Ноа отбросил руку Дрейка в сторону, наклонив свое тело так, чтобы тот не смог добраться до Винтер, не столкнувшись с ним.
— Расскажи нам о последнем вечере, который ты провел с Лорел, —
Дрейк свирепо нахмурился.
— Ни хрена я вам не расскажу. И если вы вернетесь сюда еще раз, вас арестуют за незаконное проникновение.
Без предупреждения он развернулся и протопал обратно в дом. Через секунду входная дверь захлопнулась.
Ноа помрачнел, посмотрев в сторону Винтер.
— Все прошло не так хорошо, как я надеялся.
Она пожала плечами.
— По крайней мере мы узнали одну вещь.
— Какую?
— Он был с моей мамой вечером того дня, когда она умерла.
Ноа кивнул. Отказ Дрейка выглядел слишком резким, чтобы быть правдивым. Тот вечер он провел с Лорел. Так почему же он отрицал это? Из-за своей жены? Или у него имелась другая причина скрывать интрижку?
Вопросы без ответов.
— Что теперь? — спросил Ноа.
Винтер дрожала, ее лицо казалось бледным в угасающем послеполуденном солнечном свете.
— Поехали домой.
***
По дороге в Ларкин Ноа следовал прямо за грузовиком Винтер.

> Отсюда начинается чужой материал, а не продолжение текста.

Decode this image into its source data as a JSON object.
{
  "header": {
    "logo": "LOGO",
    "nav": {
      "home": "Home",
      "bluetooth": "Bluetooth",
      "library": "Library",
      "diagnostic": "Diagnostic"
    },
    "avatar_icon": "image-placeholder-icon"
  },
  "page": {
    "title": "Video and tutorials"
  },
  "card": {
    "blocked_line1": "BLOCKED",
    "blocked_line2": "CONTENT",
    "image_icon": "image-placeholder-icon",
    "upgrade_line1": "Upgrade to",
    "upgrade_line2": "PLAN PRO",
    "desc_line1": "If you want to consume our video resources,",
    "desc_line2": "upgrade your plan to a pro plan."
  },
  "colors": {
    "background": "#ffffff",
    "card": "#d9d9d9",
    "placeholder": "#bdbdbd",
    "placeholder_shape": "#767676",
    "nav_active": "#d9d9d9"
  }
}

Она настаивала на том, что в состоянии ехать домой, отказавшись от его предложения отвезти ее и вернуться за машиной. Он верил, что подруга физически способна, но в то же время понимал, что она эмоционально истощена. Он не собирался оставлять Винтер одну, пока не будет уверен, что она не сорвется.
Три часа спустя они въехали на парковку рядом с «Винтер Гарден», и Ноа опустил окно.
— Садись, — позвал он, когда Винтер вылезла из своего грузовика и закрыла дверь.
Она бросила на него озадаченный взгляд.
— Что?
— Лучший ресторан в городе закрыт, но мы еще можем найти что-нибудь поесть, — заявил он ей.
— Я не голодна.
— Тогда ты можешь посмотреть, как я ем.
Она приоткрыла губы, как будто намереваясь сказать «нет», затем, бросив взгляд в сторону кирпичного здания, окутанного темнотой, быстро направилась к джипу.
— Да. Поехали, — потерянно пробормотала она.
Ноа выехал с парковки и двинулся через два квартала на север к старой закусочной, припарковавшись перед низким каменным зданием с большими окнами и деревянной черепицей. Уже перевалило за семь вечера, но на улице стояло несколько машин. Собравшаяся толпа не свидетельствовала о качестве еды в закусочной. Большинство клиентов сидели в задней части здания, в баре, наслаждаясь прекрасным выбором напитков.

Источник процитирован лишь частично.